UK EO Awards winner: Huge social benefit to redesigned service

Radical changes to services to those with memory problems in Brighton and Hove has seen service provider Here win Employee Owned Innovation of the Year.

The not-for-profit business, which was established in 2008 and employs 150 people providing community care, redesigned its service after taking in a broad range of feedback that demonstrated that the organisations KPIs for its Memory Assessment Service (MAS) were not what mattered most to those that the service was caring for.

As part of this redesign, they refocussed their service, moving away from an approach which was based on asking clients ‘What’s the matter?’ to a service which was measured by speed of assessment and diagnosis, working through a new lens of ‘What matters to you?’.

Kate Ludlow, Consultant at Saxton Bampfylde, said: “In judging this I liked how Here really demonstrated how their ownership model enabled them to fully engage with the people who delivered the service and those who experience the service. They identified a clear problem that they wanted to address and through their ownership structure, established an approach that engaged the whole organisation to come together to establish the solution.”

The service which is run in partnership with SPFT (Sussex Partnership Foundation Trust), Alzheimer’s Society and the Carers’ Centre to deliver better outcomes for people with dementia and memory problems found that for 70% of their clients the first priority was the need for support, and not diagnosis.

Using its co-owned membership structure, which is open to all employees as well as GPs, practice managers and nurses partner organisations to join, Here quickly set up the MAS working group to set about redesigning the service and subsequently decided to invest £73k into funding memory support workers to have meaningful conversations with people at the point of referral.

This was immediately backed up by a Befriending Service and Peer Support Groups to help address the loneliness and isolation that people with memory problems, their families and carers experience, ahead of their diagnosis. By turning the process around, much needed support is now received much earlier to those affected, with 94% of service users saying that the redesign service has delivered benefit to them.

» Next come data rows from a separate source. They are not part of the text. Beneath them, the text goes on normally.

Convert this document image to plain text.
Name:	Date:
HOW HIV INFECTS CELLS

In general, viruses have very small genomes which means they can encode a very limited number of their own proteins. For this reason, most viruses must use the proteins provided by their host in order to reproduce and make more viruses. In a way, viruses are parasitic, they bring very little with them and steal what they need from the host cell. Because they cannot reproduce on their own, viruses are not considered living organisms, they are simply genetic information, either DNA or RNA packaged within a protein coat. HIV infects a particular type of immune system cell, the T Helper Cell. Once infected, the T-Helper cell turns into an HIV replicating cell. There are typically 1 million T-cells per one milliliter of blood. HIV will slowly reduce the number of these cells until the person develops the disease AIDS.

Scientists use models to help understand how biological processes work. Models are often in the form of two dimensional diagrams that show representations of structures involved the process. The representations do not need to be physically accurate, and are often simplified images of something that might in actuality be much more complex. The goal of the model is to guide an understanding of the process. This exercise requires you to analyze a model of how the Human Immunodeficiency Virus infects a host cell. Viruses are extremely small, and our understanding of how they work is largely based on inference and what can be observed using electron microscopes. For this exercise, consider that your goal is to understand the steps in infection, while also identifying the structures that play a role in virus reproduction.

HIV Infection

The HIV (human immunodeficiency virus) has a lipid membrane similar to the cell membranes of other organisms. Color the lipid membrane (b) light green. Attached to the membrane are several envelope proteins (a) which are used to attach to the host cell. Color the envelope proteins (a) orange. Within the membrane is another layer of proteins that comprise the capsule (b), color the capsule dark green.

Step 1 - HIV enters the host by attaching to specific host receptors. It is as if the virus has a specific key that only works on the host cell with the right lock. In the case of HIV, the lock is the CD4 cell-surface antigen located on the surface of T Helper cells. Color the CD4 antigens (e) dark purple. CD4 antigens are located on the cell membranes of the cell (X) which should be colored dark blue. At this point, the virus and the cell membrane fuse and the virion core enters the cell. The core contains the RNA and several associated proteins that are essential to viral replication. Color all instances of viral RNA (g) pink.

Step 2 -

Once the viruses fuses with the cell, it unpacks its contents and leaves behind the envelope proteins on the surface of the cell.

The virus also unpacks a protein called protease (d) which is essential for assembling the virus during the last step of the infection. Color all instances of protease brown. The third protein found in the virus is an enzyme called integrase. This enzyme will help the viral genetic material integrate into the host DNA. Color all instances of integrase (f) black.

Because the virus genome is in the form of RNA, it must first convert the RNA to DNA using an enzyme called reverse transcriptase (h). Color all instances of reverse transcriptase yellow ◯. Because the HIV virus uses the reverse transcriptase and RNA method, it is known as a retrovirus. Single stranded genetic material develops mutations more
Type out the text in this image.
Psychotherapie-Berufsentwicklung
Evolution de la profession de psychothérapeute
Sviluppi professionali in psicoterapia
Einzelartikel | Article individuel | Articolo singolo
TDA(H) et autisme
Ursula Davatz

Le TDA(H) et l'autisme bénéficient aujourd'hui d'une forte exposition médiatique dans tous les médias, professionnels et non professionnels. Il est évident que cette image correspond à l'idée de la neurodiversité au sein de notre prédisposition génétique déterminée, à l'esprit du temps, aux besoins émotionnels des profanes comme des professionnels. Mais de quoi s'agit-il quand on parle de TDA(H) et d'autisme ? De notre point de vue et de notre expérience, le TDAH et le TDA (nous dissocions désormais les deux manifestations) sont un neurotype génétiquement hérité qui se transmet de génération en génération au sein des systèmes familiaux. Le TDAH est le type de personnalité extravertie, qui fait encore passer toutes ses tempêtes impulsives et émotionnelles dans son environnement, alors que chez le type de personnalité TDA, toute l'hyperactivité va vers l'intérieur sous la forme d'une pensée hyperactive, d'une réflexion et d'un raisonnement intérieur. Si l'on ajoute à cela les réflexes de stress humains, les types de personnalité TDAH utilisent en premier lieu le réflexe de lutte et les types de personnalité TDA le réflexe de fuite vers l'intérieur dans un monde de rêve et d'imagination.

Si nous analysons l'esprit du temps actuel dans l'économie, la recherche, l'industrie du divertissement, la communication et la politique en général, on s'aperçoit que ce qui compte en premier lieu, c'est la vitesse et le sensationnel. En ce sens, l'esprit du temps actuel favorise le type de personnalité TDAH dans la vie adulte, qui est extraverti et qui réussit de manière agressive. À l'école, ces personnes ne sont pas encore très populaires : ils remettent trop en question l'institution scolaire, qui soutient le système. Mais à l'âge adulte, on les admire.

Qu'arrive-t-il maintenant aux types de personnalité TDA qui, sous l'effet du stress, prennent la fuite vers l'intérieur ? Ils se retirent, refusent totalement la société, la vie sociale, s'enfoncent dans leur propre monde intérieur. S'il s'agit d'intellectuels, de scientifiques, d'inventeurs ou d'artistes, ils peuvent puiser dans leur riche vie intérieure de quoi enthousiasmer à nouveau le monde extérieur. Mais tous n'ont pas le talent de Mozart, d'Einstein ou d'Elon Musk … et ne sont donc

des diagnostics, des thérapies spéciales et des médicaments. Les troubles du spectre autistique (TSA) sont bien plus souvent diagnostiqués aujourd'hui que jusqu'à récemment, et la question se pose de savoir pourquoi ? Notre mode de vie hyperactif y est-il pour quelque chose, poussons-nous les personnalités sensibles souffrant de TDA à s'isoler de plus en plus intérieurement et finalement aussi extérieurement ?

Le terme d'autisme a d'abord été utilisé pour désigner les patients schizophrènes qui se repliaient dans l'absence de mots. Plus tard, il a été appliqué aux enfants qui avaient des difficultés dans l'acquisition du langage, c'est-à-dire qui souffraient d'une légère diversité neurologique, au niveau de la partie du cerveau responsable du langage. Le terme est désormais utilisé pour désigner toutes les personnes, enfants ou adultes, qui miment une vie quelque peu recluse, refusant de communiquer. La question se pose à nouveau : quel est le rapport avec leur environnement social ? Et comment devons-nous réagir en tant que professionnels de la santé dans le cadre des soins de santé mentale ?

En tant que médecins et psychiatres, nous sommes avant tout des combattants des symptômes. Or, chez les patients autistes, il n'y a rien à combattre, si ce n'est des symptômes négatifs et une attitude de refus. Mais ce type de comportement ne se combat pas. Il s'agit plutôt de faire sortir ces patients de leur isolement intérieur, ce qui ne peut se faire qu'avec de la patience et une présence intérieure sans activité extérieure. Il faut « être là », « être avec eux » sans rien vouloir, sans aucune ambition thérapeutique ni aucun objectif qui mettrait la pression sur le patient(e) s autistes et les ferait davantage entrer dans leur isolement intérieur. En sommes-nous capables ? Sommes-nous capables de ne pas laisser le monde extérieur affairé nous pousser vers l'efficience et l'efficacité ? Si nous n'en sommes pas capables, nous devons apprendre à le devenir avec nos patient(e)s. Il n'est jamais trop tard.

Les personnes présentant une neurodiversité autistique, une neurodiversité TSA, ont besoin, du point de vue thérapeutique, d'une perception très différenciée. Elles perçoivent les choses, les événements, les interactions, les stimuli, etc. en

Anne Segall, Group HR Director,BMT Group Ltd, said:. “By redesigning their service so people with memory problems and their families get support from the point of referral ahead of waiting for a diagnosis, this innovation tackles a real social need and is making a big difference. What is impressive is that this innovation has come from an idea from employees, in collaboration with carers, family members and other interested parties, that intrinsically linked to Here being employee owned, which is what made this the Judges winner.”